Having multiple services means there's quite a bit of boilerplate code which is common to all services. To prevent having to duplicate code across each service repository there are two options, Lambda Layers or AWS CodeArtifact. I've dabbled with Lambda Layers in the past and found it useful for things which are tricky to compile and package like Chromium; however in this instance I found CodeArtifact to be the better choice.

CodeArtifact provides a way for organisations to host their own private package repositories. As Typescript is the primary language used across the organisation this means hosting our own private NPM repository. This allows publishing our own packages to this repository and not the global NPM repository. When logged in other services simply npm install as normal however packages are pulled from this custom repository and not from the public NPM repository.

The CodeArtifact hosted NPM repository acts as its own cache in-front of the public NPM. When you npm install when connected to the private repository CodeArtifact will deliver the package if it has its own copy of it stored. If it doesn't, it will copy the module from the public NPM repository and store the package for future use.

To set up CodeArtifact I created a dedicated ‘shared services' AWS account and then created the CodeArtifact domain and resource policy allowing access to other AWS accounts within the same AWS Organisation.

Currently there are 2 shared packages. One contains custom CDK constructs with the main one being a reusable ‘serverless pipeline' construct which sets up a CI/CD pipeline for a service. The pipeline construct creates an AWS CodePipeline with a service's Git repository as it's source and AWS CodeBuild for building and deploying. The construct also includes AWS ChatBot for dispatching build telemetry into our team Slack channels.

The other package is a shared library containing things like Lambda middleware for handling invocations sourced by API Gateway and other useful utility functions.

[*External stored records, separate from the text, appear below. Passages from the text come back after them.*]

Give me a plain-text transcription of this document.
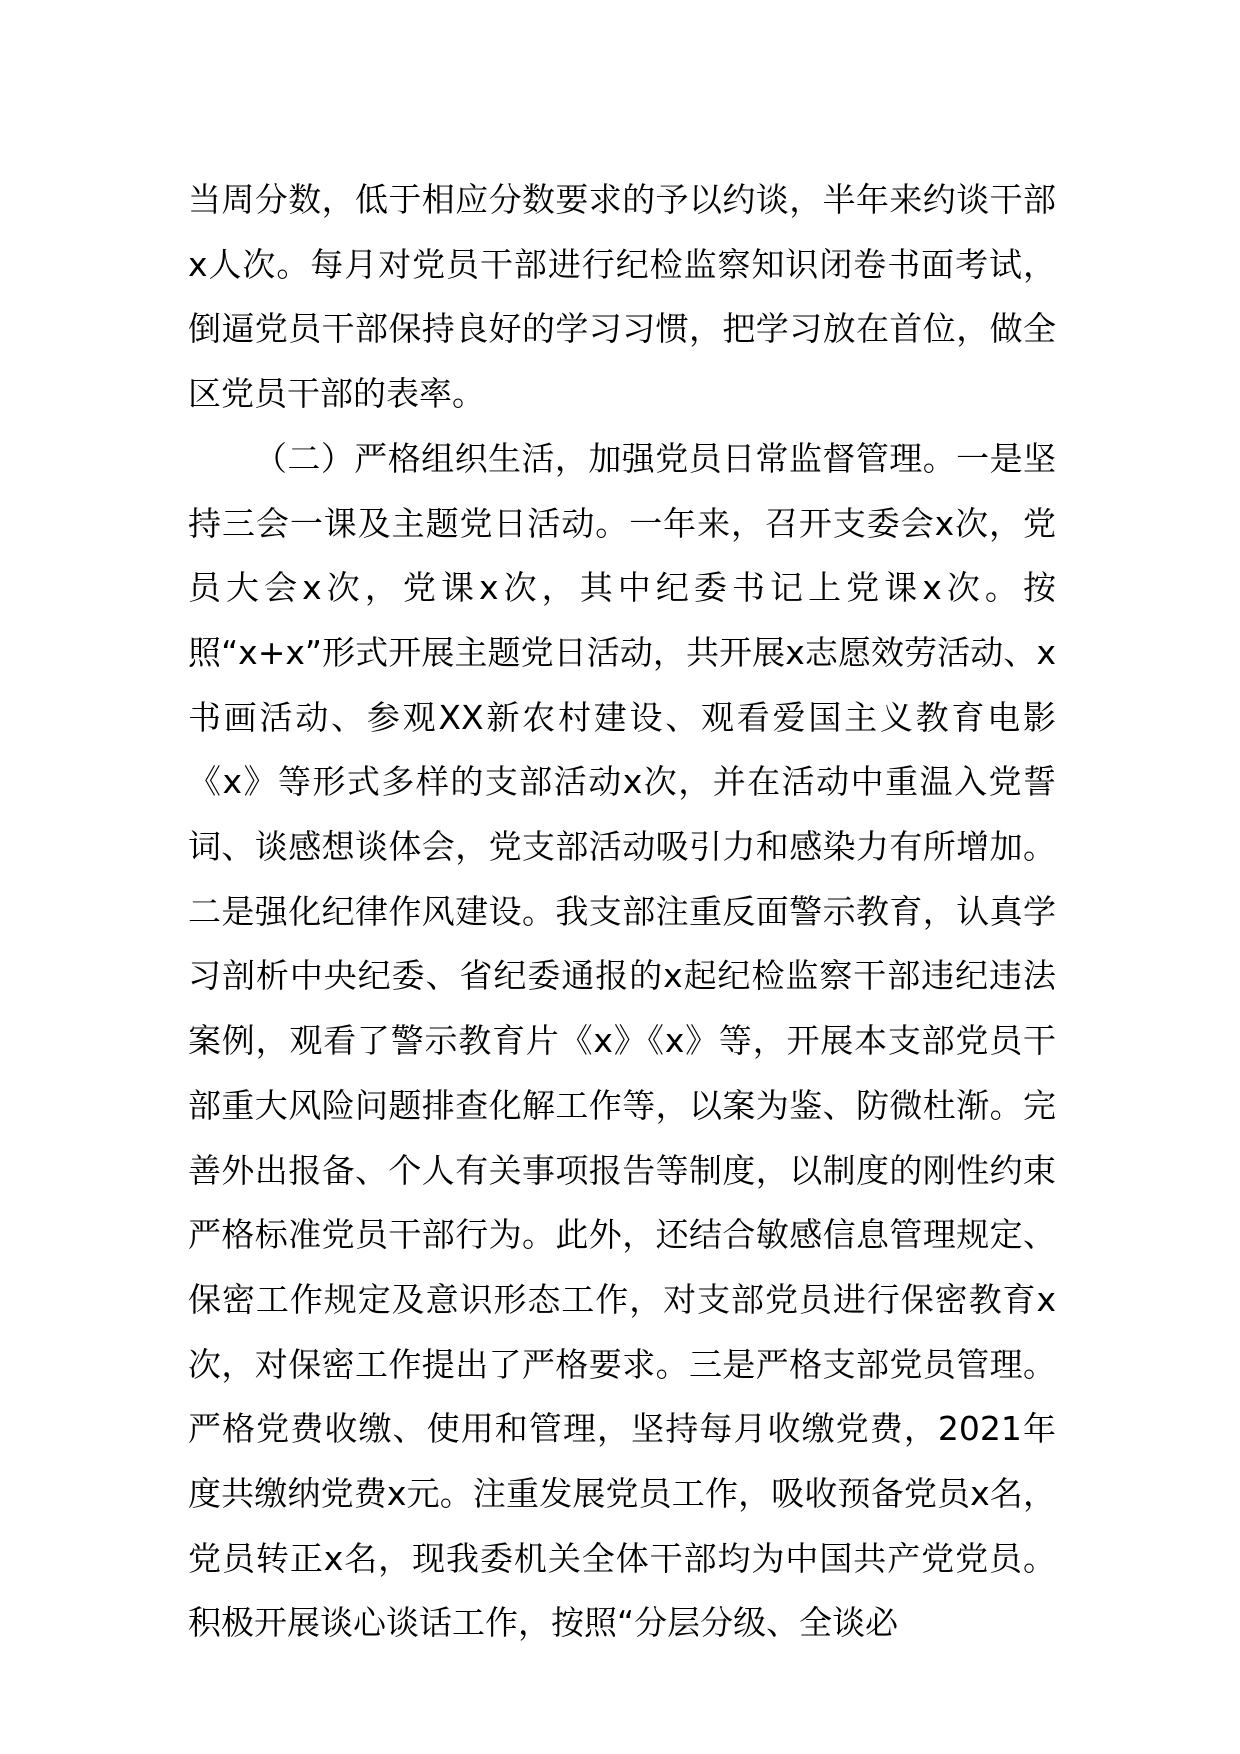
当周分数，低于相应分数要求的予以约谈，半年来约谈干部x人次。每月对党员干部进行纪检监察知识闭卷书面考试，倒逼党员干部保持良好的学习习惯，把学习放在首位，做全区党员干部的表率。

（二）严格组织生活，加强党员日常监督管理。一是坚持三会一课及主题党日活动。一年来，召开支委会x次，党员大会x次，党课x次，其中纪委书记上党课x次。按照“x+x”形式开展主题党日活动，共开展x志愿效劳活动、x书画活动、参观XX新农村建设、观看爱国主义教育电影《x》等形式多样的支部活动x次，并在活动中重温入党誓词、谈感想谈体会，党支部活动吸引力和感染力有所增加。二是强化纪律作风建设。我支部注重反面警示教育，认真学习剖析中央纪委、省纪委通报的x起纪检监察干部违纪违法案例，观看了警示教育片《x》《x》等，开展本支部党员干部重大风险问题排查化解工作等，以案为鉴、防微杜渐。完善外出报备、个人有关事项报告等制度，以制度的刚性约束严格标准党员干部行为。此外，还结合敏感信息管理规定、保密工作规定及意识形态工作，对支部党员进行保密教育x次，对保密工作提出了严格要求。三是严格支部党员管理。严格党费收缴、使用和管理，坚持每月收缴党费，2021年度共缴纳党费x元。注重发展党员工作，吸收预备党员x名，党员转正x名，现我委机关全体干部均为中国共产党党员。积极开展谈心谈话工作，按照“分层分级、全谈必
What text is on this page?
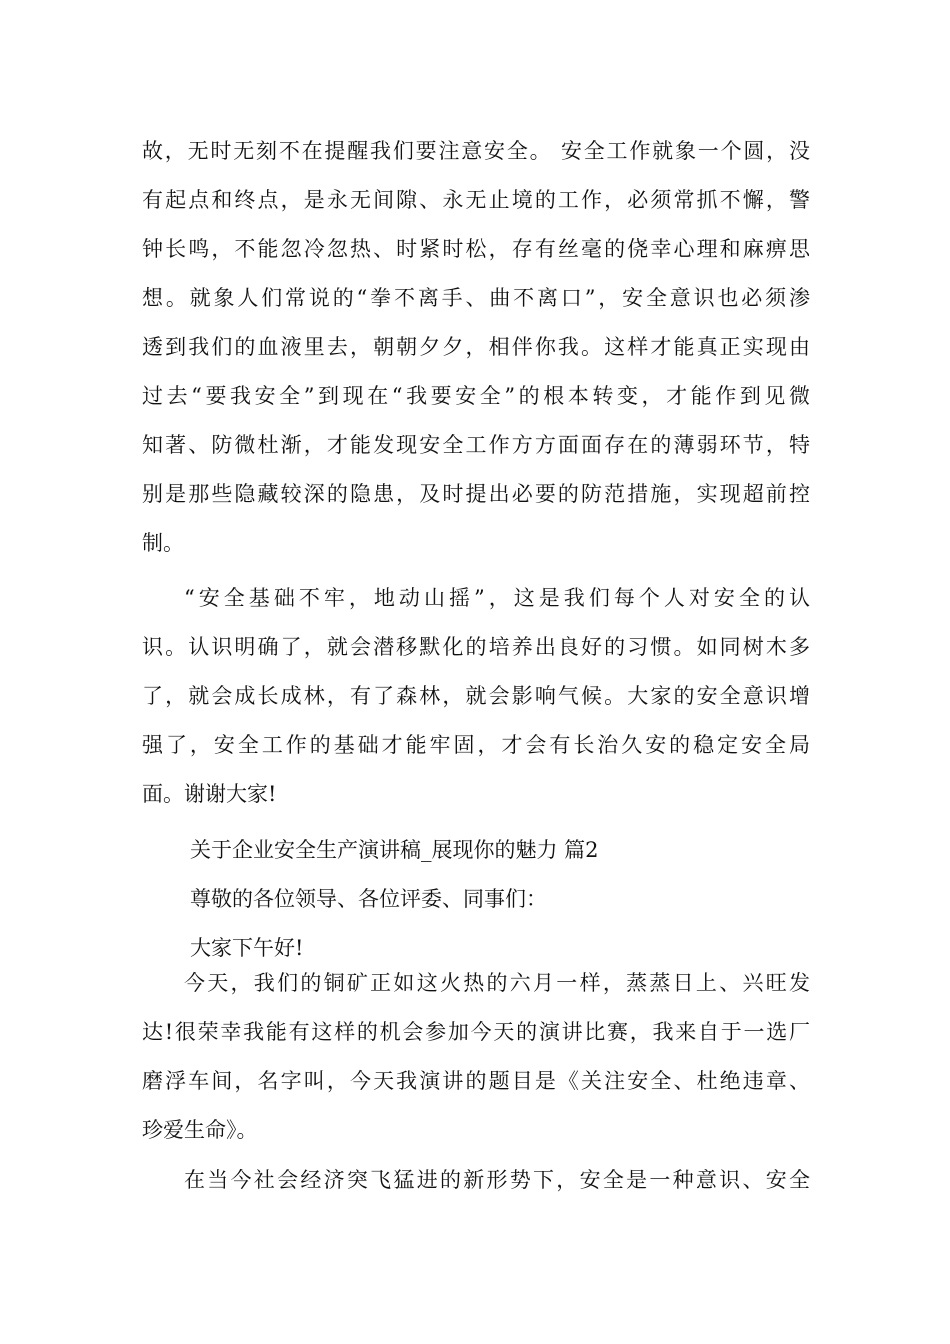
故，无时无刻不在提醒我们要注意安全。 安全工作就象一个圆，没
有起点和终点，是永无间隙、永无止境的工作，必须常抓不懈，警
钟长鸣，不能忽冷忽热、时紧时松，存有丝毫的侥幸心理和麻痹思
想。就象人们常说的“拳不离手、曲不离口”，安全意识也必须渗
透到我们的血液里去，朝朝夕夕，相伴你我。这样才能真正实现由
过去“要我安全”到现在“我要安全”的根本转变，才能作到见微
知著、防微杜渐，才能发现安全工作方方面面存在的薄弱环节，特
别是那些隐藏较深的隐患，及时提出必要的防范措施，实现超前控
制。

“安全基础不牢，地动山摇”，这是我们每个人对安全的认
识。认识明确了，就会潜移默化的培养出良好的习惯。如同树木多
了，就会成长成林，有了森林，就会影响气候。大家的安全意识增
强了，安全工作的基础才能牢固，才会有长治久安的稳定安全局
面。谢谢大家!

关于企业安全生产演讲稿_展现你的魅力 篇2
尊敬的各位领导、各位评委、同事们：
大家下午好!

今天，我们的铜矿正如这火热的六月一样，蒸蒸日上、兴旺发
达!很荣幸我能有这样的机会参加今天的演讲比赛，我来自于一选厂
磨浮车间，名字叫，今天我演讲的题目是《关注安全、杜绝违章、
珍爱生命》。

在当今社会经济突飞猛进的新形势下，安全是一种意识、安全
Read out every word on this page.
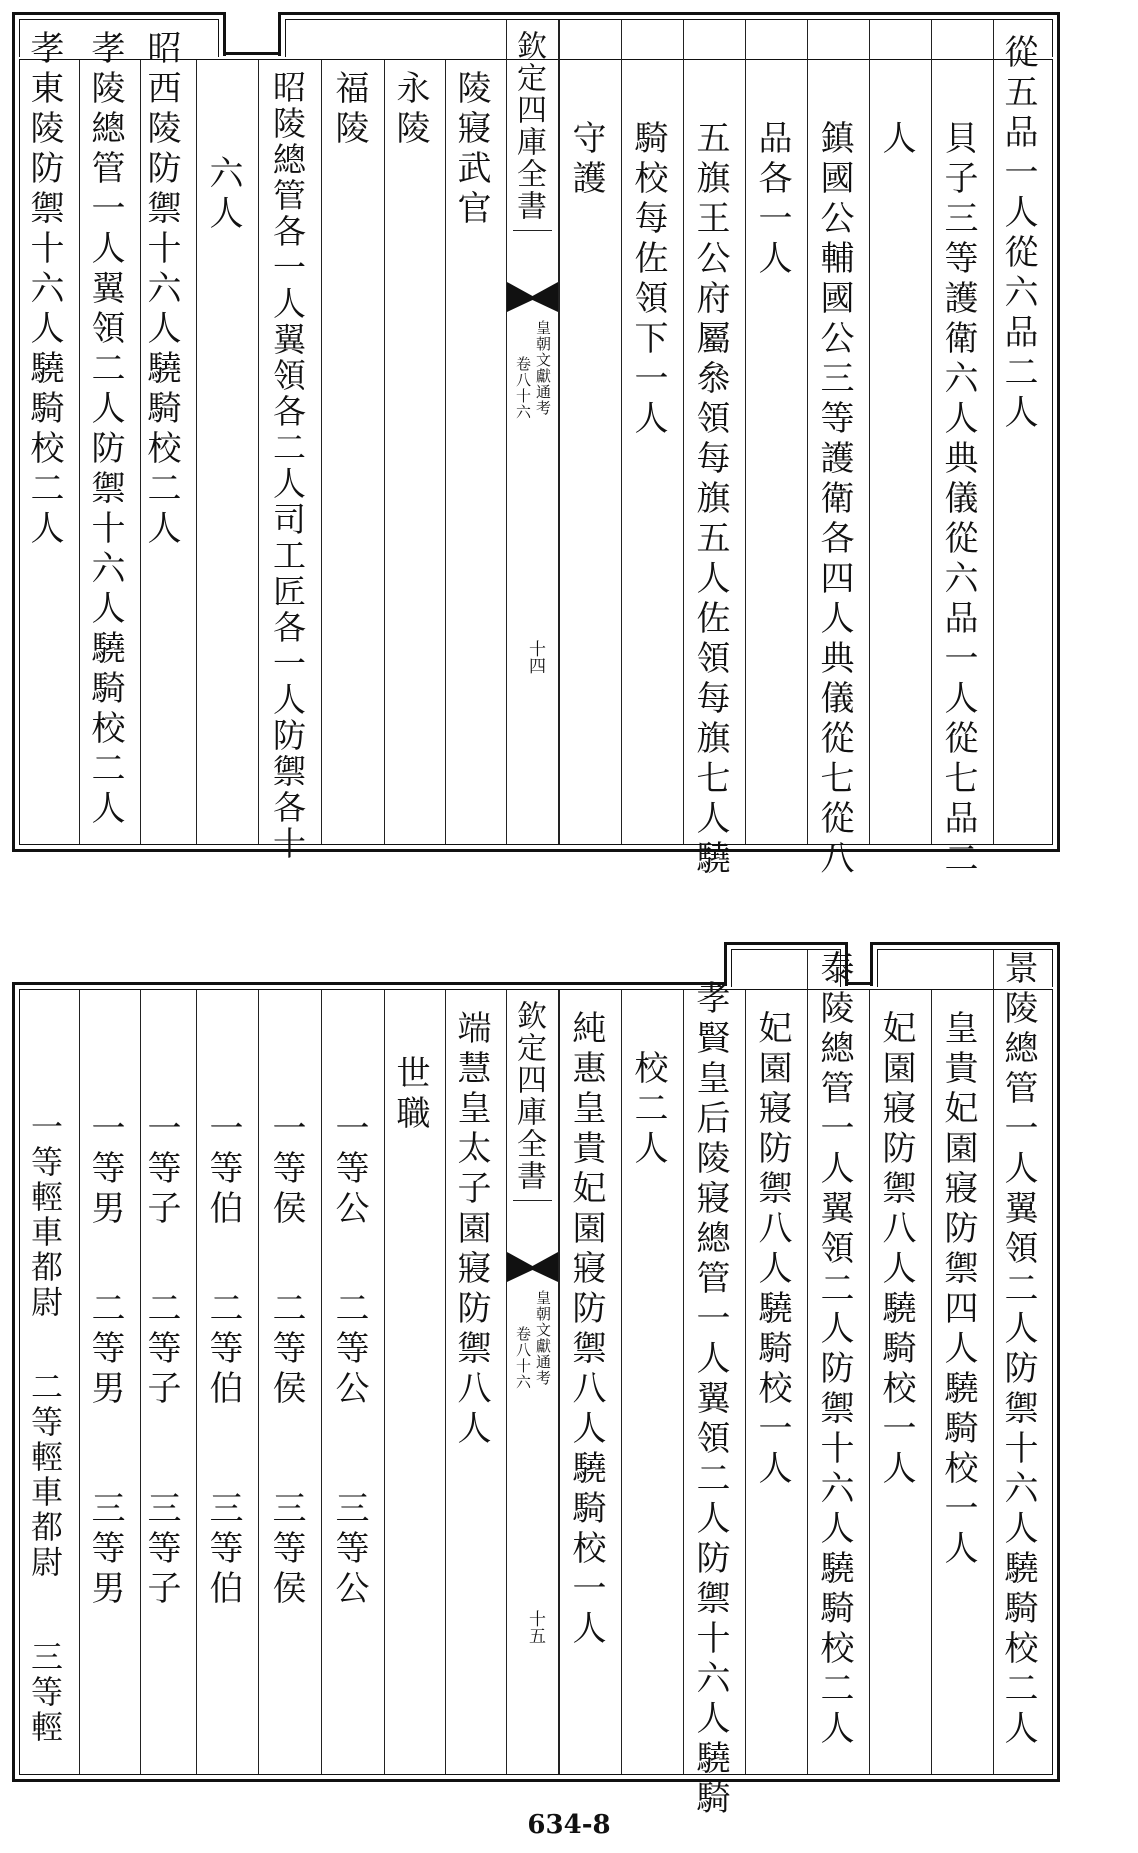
從五品一人從六品二人
貝子三等護衛六人典儀從六品一人從七品二
人
鎮國公輔國公三等護衛各四人典儀從七從八
品各一人
五旗王公府屬叅領每旗五人佐領每旗七人驍
騎校每佐領下一人
守護
欽定四庫全書
皇朝文獻通考
卷八十六
十四
陵寢武官
永陵
福陵
昭陵總管各一人翼領各二人司工匠各一人防禦各十
六人
昭西陵防禦十六人驍騎校二人
孝陵總管一人翼領二人防禦十六人驍騎校二人
孝東陵防禦十六人驍騎校二人
景陵總管一人翼領二人防禦十六人驍騎校二人
皇貴妃園寢防禦四人驍騎校一人
妃園寢防禦八人驍騎校一人
泰陵總管一人翼領二人防禦十六人驍騎校二人
妃園寢防禦八人驍騎校一人
孝賢皇后陵寢總管一人翼領二人防禦十六人驍騎
校二人
純惠皇貴妃園寢防禦八人驍騎校一人
欽定四庫全書
皇朝文獻通考
卷八十六
十五
端慧皇太子園寢防禦八人
世職
一等公
二等公
三等公
一等侯
二等侯
三等侯
一等伯
二等伯
三等伯
一等子
二等子
三等子
一等男
二等男
三等男
一等輕車都尉
二等輕車都尉
三等輕
634-8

Future improvements and lessons learned

The AWS services you utilise have their own set of quirks and limitations. For example, EventBridge has an "at least once" guarantee that an event will be delivered to a target matching a rule. In other words, assuming your target is a Lambda function, it will be invoked at least once but might be invoked more-than-once. Depending on your workload that might be something you need to guard against in your implementation. Sending a push notification to a user more than once might not be a show-stopper but charging their credit card more than once probably is!

Knowing where the divisions of your applications are requires considerable thought and you might not always get it right. For example, on this application I ended up creating a separate service for email, push notifications and in-app notifications. One might argue that perhaps those 3 services could have been rolled up into a single ‘notifications' service and I'm not sure that would be wrong either. In general, my advice would be to start with fewer services and then subdivide only as necessary.